At the end, (it was normal), the EKG nurse drew the curtain for me to get dressed again and left, and the irritable nurse suddenly heard a sharp exclamation of OHMYGOODNESS! And then, since there was a sink and soap on my side of the curtain, a, “How do you turn on the water!?”

“Foot pedals.” And then she called to me, in rising concern, “Is everything all right?”

Oh my goodness. In the grand scheme of things, well, yeah.
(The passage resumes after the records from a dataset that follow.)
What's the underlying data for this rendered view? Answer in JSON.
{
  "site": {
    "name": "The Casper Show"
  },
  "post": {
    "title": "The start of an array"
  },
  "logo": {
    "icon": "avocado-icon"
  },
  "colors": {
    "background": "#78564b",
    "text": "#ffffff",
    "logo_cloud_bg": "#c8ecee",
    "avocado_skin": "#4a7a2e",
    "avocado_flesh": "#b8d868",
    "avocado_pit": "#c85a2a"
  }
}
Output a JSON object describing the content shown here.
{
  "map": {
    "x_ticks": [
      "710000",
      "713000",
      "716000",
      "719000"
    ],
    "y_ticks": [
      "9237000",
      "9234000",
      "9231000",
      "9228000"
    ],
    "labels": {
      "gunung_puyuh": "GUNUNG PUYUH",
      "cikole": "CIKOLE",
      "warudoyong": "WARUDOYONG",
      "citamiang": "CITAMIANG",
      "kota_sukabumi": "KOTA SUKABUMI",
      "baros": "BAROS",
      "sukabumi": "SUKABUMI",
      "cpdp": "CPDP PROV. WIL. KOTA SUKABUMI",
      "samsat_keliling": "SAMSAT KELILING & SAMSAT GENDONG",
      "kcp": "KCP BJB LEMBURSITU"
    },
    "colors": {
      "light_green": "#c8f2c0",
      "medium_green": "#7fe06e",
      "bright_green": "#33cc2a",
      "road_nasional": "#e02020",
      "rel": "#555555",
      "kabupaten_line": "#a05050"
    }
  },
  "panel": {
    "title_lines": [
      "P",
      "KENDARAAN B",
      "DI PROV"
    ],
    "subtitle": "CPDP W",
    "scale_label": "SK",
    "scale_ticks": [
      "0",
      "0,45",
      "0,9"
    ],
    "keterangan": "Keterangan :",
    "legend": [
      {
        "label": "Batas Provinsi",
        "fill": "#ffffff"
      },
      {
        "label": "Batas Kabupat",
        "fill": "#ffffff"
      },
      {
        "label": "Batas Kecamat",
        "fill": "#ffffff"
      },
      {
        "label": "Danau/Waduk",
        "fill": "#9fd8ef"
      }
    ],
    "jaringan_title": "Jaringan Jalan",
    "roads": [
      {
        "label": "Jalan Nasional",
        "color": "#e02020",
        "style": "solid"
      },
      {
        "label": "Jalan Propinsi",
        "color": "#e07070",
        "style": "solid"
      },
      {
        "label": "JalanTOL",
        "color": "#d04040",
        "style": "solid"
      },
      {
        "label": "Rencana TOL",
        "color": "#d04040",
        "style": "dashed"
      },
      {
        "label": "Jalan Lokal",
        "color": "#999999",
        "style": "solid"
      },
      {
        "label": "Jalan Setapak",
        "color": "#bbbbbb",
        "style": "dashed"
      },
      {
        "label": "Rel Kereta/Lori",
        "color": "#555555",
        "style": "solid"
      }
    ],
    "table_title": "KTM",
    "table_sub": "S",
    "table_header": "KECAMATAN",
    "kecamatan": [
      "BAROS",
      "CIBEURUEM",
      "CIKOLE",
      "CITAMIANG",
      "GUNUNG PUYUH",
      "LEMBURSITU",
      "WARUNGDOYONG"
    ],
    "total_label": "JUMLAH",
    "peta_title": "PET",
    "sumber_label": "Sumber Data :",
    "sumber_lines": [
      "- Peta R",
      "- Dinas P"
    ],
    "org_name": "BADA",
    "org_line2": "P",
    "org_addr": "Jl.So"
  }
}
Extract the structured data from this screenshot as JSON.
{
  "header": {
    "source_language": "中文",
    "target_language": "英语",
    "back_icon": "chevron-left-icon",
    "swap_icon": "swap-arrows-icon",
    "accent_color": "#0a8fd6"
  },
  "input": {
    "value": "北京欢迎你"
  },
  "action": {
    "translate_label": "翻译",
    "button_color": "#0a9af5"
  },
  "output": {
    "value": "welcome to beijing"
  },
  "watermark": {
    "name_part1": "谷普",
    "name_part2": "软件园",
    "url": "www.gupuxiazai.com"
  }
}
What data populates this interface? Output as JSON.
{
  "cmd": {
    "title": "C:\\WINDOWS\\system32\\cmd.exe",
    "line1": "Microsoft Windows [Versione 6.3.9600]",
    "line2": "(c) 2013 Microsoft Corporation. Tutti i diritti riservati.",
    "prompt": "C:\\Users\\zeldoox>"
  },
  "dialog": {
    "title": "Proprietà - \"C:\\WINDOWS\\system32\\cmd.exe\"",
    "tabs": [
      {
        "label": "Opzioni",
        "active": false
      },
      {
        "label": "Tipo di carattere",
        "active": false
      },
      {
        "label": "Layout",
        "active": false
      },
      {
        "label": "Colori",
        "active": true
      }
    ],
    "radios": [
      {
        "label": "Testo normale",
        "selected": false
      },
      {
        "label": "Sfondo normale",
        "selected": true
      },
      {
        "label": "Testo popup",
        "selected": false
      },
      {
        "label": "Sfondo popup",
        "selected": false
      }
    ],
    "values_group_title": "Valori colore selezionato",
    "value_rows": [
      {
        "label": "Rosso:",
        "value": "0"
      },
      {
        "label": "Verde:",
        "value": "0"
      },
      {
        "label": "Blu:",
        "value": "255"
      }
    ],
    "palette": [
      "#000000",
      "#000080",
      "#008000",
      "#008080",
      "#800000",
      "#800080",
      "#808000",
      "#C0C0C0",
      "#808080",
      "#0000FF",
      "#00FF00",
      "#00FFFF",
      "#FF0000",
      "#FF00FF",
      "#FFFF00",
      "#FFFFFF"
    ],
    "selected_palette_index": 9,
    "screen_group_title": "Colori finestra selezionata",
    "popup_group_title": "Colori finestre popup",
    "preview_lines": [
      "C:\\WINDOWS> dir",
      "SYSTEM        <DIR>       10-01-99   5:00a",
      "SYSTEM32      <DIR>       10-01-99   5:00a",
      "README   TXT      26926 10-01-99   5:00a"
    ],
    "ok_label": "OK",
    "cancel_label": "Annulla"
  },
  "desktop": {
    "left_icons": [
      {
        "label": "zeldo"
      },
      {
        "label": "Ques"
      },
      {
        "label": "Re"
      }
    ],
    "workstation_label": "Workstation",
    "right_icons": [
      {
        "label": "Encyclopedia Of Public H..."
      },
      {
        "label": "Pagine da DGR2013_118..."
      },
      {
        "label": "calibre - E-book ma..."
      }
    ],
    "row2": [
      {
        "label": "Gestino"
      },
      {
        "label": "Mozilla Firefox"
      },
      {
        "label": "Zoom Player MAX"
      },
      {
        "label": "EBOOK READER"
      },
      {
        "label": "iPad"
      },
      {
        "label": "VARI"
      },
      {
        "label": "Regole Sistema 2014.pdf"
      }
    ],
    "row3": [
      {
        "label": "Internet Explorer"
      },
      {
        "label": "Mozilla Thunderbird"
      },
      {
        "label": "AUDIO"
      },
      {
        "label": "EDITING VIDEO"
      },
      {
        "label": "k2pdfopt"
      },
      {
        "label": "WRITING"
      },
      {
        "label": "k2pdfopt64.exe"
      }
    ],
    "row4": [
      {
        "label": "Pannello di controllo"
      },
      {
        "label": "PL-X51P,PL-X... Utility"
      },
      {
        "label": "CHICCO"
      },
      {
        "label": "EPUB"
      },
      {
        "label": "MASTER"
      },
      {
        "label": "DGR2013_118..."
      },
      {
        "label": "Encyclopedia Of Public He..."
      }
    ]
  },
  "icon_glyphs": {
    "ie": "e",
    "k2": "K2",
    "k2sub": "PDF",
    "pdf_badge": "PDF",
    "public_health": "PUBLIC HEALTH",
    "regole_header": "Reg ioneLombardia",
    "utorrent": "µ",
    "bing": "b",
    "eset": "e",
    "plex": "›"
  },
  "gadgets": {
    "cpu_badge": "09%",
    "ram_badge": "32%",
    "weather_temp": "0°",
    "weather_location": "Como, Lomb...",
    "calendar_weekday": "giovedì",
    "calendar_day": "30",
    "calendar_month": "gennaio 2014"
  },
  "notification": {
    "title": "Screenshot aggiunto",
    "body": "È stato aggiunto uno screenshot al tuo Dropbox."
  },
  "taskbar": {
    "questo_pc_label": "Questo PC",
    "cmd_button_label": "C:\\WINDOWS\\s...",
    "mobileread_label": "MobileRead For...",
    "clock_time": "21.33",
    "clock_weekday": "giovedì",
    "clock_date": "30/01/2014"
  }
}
In the moment, no.  Going to tuck in my shirt, I had somehow hit the little loop at the top of the two-piece ileostomy bag and–it had never even occurred to me that such a thing could happen–the thing had burst apart across the inside of my lower clothes. I shut it back up and washed my hands, but my stars. It was bad.

I thought back to one doctor who’d told me confidently, “And now that you’ve gotten comfortable with the bag…” where I almost interrupted him to ask sweetly and innocently, Oh–did I say that?

Here’s one saving grace: hot cocoa for breakfast does not stink in such circumstances. (An aside to Dad: I am SO justified! Neener neener. Heh.)

I apologized to the nurse for stinking anyway, feeling that it’s always good to care about one’s impact on others.  She assured me she smelled not a thing.

Thinking back, I was a tad rueful, surely, but I did not get upset. Sometimes things just happen.

And from that point on, she thawed.  She knew and I knew there was nothing I could do till I got home and showered, and I think whatever was wrong with her day, she was probably thinking it wasn’t as bad as walking down the hallway hoping that… my problem didn’t get…worse… (Where’s that guy with that mopping machine?) I wasn’t entirely sure that thing was entirely secure now.

But you know, when that nurse comes back to where she can laugh again in her life, whether that’s tomorrow after a good night’s sleep or whether it’ll take a little longer than that, she’ll be swapping this story with other nurses for a very long time to come. The ileostomy patient who flipped herself off.  Ohmygoodness.

That blessedly indestructible skirt kept my not-tucked-in silk blouse completely clean all the way home.  Nobody walking down the busy main hallway at Stanford Hospital could tell anything was wrong as I went back to my car.

And there was a jumper, for wearing post-op, made out of that same fabric, waiting in a box for me outside my door when I got home.